Заговор посвященных - Скаландис Ант - Страница 5
- Предыдущая
- 5/99
- Следующая
В Борисполе мы с Ниночкой нежно попрощались, оставаясь лучшими друзьями, ведь я сумел не обидеть ее ни словом, ни взглядом. Но, проводив глазами печально-лиловый «ситроэн», я шумно выдохнул и с облегчением закурил.
С неба падали легкие снежинки, но теперь эта не ко времени наступившая зима уже скорее радовала меня. Я еще от Кречета созвонился с Белкой, поэтому знал, что она вместе с Андрюшкой встретит меня во Внукове. Шереметьево было бы, конечно, лучше. Ну, да черт с ним! Главное, я, наконец, возвращаюсь домой. И совершенно мне не хотелось звонить «древовидным» друзьям – ни Тополю, ни Кедру, ни даже Вербе. То есть, почему даже? Вербе в первую очередь звонить не хотелось. Зачем она мне теперь?
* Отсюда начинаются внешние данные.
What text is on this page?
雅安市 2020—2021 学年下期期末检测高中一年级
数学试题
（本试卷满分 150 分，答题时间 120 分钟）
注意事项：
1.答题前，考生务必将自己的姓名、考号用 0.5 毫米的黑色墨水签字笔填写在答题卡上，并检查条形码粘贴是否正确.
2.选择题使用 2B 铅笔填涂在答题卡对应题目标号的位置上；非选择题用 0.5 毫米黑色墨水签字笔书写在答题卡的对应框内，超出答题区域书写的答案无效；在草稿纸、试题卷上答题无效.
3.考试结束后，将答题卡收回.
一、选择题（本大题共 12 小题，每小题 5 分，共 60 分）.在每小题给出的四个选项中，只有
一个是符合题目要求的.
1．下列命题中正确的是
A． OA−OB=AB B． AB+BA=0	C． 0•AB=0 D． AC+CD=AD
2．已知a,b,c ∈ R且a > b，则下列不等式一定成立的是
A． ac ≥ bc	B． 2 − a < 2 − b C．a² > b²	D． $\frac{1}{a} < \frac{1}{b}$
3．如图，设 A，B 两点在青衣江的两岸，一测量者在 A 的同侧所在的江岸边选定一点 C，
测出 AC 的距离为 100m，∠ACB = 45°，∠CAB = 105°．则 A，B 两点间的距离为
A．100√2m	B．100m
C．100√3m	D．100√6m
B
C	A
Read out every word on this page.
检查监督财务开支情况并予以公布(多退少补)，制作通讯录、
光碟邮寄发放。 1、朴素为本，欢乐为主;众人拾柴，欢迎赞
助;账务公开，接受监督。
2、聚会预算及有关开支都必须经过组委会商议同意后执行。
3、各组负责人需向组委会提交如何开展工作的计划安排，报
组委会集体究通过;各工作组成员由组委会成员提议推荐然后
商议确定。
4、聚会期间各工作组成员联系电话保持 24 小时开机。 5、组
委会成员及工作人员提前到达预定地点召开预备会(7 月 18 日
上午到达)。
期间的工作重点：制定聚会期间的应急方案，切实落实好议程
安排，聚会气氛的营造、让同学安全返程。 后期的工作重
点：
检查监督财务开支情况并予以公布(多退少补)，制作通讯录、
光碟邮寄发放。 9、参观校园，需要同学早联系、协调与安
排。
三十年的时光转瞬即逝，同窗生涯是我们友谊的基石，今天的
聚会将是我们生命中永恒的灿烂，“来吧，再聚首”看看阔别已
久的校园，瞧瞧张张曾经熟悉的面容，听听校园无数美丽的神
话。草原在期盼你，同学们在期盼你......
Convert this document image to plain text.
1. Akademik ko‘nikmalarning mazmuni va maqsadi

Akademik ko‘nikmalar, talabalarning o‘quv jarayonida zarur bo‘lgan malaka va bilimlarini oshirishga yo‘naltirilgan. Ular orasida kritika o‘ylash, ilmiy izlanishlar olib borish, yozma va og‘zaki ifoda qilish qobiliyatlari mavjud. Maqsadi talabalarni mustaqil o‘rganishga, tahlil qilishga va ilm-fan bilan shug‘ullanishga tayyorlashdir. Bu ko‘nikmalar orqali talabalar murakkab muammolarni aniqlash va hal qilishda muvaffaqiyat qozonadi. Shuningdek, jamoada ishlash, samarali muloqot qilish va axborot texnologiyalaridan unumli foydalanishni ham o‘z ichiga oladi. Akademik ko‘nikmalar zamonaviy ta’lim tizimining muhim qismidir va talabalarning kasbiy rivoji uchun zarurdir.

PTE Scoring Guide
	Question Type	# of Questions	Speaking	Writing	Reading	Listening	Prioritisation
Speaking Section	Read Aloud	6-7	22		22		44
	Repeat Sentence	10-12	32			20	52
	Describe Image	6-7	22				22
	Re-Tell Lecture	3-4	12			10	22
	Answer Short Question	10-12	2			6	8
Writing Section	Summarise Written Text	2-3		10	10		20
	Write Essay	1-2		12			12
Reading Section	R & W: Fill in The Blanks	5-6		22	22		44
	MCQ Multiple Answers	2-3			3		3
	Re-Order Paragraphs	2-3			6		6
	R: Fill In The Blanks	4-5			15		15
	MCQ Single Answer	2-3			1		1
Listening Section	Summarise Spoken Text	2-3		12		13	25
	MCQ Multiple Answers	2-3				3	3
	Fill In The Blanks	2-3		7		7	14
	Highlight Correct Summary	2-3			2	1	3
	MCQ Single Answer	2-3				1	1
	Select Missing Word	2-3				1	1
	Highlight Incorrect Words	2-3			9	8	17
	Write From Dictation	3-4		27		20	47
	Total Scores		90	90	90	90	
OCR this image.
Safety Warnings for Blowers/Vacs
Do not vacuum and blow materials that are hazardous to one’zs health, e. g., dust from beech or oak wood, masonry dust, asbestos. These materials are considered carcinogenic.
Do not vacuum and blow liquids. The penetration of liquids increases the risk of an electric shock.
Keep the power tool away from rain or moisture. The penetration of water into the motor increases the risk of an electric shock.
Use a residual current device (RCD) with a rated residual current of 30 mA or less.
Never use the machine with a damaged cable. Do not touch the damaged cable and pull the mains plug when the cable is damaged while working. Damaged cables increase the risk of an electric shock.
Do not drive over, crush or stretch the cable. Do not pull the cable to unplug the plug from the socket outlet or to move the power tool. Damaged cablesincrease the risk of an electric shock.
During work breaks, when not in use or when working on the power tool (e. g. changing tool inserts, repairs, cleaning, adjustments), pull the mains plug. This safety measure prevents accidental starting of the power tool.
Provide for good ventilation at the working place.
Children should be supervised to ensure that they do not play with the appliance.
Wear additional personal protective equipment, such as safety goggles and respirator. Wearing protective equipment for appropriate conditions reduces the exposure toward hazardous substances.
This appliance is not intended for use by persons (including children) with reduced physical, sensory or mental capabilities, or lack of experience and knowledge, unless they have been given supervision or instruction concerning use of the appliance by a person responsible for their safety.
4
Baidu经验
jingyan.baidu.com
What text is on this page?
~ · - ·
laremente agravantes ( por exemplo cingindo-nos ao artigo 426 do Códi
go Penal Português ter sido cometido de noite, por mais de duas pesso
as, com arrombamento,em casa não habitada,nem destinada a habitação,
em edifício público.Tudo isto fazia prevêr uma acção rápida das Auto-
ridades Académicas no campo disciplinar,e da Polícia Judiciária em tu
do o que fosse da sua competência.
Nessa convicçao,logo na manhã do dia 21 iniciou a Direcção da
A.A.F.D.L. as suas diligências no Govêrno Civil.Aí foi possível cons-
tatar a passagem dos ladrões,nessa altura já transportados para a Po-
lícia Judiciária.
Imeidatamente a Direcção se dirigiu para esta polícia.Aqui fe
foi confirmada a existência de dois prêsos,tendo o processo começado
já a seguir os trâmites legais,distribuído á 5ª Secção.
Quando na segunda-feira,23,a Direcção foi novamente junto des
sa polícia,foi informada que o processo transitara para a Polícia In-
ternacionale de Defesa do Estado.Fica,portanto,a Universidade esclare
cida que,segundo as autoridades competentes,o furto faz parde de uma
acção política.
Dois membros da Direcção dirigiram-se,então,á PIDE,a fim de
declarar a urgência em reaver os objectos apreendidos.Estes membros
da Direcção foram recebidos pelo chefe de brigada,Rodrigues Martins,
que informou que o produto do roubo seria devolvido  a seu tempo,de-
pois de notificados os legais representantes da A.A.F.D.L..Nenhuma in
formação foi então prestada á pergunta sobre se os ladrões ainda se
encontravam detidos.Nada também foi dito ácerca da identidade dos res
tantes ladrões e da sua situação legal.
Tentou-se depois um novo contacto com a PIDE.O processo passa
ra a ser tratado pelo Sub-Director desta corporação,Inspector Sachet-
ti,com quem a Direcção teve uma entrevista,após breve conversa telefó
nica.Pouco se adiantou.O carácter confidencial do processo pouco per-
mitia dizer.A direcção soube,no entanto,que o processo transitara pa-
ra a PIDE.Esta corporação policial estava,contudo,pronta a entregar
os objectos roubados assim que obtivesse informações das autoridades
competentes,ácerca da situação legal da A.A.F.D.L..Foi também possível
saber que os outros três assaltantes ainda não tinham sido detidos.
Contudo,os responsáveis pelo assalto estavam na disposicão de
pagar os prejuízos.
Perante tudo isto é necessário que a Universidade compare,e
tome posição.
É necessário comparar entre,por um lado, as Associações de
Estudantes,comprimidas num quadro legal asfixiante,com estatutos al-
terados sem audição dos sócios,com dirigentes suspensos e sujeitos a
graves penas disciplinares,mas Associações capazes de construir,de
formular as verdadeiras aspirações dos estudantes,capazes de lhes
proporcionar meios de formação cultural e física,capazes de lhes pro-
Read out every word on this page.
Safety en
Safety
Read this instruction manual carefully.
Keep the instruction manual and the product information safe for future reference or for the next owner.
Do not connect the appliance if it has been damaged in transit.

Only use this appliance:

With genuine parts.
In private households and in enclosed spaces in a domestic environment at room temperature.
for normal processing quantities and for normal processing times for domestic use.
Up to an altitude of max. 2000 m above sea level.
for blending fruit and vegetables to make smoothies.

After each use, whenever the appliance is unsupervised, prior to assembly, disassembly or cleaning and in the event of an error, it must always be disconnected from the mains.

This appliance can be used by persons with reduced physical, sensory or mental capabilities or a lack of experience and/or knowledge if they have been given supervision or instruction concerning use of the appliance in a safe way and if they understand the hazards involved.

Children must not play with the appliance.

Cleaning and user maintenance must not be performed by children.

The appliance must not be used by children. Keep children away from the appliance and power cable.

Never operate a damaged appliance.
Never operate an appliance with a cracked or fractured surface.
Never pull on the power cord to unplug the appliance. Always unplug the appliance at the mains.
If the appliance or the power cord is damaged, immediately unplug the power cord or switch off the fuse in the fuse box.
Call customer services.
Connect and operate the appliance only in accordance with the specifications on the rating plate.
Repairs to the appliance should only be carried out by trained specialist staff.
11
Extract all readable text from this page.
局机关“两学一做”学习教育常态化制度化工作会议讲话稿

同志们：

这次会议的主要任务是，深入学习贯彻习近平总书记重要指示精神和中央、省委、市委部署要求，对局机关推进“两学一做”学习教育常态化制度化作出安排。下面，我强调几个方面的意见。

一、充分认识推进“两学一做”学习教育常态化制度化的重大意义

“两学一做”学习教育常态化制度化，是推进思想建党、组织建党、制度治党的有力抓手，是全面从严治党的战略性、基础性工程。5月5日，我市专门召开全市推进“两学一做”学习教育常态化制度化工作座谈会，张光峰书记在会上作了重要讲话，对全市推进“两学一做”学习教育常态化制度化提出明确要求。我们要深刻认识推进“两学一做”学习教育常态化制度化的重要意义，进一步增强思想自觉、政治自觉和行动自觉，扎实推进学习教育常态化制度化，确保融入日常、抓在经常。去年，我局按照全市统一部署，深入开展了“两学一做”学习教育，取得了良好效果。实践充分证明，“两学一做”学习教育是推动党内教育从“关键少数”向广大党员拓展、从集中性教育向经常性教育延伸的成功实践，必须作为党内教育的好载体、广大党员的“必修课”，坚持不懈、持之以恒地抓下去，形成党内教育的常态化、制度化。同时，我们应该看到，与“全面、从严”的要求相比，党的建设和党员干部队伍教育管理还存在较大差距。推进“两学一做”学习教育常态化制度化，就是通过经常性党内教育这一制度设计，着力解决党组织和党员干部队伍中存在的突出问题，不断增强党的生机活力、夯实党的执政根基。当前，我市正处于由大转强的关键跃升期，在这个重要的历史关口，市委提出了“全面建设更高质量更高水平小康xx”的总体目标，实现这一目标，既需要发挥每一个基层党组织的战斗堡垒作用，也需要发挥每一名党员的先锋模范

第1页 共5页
Я возвращался к прежнему московскому семейному счастью, с любимой Белкой и сыном. Я буду писать новый роман, я найду интересную работу, я обзвоню всех друзей и обойду все места, «где был счастлив когда-то…»
От этих примитивно-радужных мыслей меня отвлек очень высокий человек в шикарном черном пальто и тоже черной, но легкой, совсем не по погоде шляпе, надвинутой на глаза. Он вынырнул из снегового тумана, словно какой-нибудь старик Хоттабыч, прошедший сквозь стену, и я сразу почуял неладное. А ведь у меня даже пистолета с собой не было. Я же теперь простой мирный гражданин, строго соблюдающий правила авиаперелетов. Господи, о чем я думал? Разве от того зла, что угрожало мне теперь, можно отстреливаться? Ну, если только серебряными пулями…
Передо мной стоял Стив. Владыка Чиньо. О, как же я мог забыть о назначенной им обязательной встрече?
– Добрый день, – сдвигая шляпу на затылок, чинно поклонился Чиньо (аллитерация, прошу заметить, нарочитая).
– О! – восхитился я. – Мы говорим сегодня по-русски, Владыка Чиньо?
– Да, бодхисатва.
– Кто, простите? – я надеялся подколоть его, но проиграл и этот раунд, опешив от его непонятного обращения.
– Ну, друг мой, стыдно не знать классического буддизма. Но вы еще молоды, и вам простительно. Вот, возьмите это, и тогда многое станет понятнее.
Он протянул мне изящную кожаную папку, оказавшуюся, впрочем, достаточно увесистой.
– Что здесь? – поинтересовался я. – Не зазвенит в «рамке»?
– Не должна, – сказал Стив. – Это всего лишь рукопись, которой вряд ли заинтересуется таможня. А вот вы почитайте, почитайте.
– Зачем? – я вновь становился агрессивным.
– Все очень просто, Микеле. Помните Давида Маревича? Вы познакомились с ним в точке сингулярности…
Я вздрогнул, потому что Маревича этого помнил слишком даже хорошо. Все, что происходило там, было записано мною досконально и перечитано много раз. Именно Давид рассказывал о том, как его убили в 91-м, и как теперь он оказался вот тут, с нами, в 99-м.
«Маревич – Посвященный!» – мгновенно щелкнуло в голове.
– Так вот, – продолжал Чиньо, – здесь его дневник. Давид хотел, чтобы вы его опубликовали под своей фамилией. Как фантастический роман.
– Ничего себе! Давид сам просил вас об этом? – спросил я с трогательной наивностью, словно какой-нибудь Шурик из «Кавказской пленницы».
– Ну, разумеется. Он не профессиональный писатель. Над текстом придется поработать. И знаете что, желательно вести рассказ от третьего лица и не менять, ни одного имени, ни одной фамилии. Ни одной.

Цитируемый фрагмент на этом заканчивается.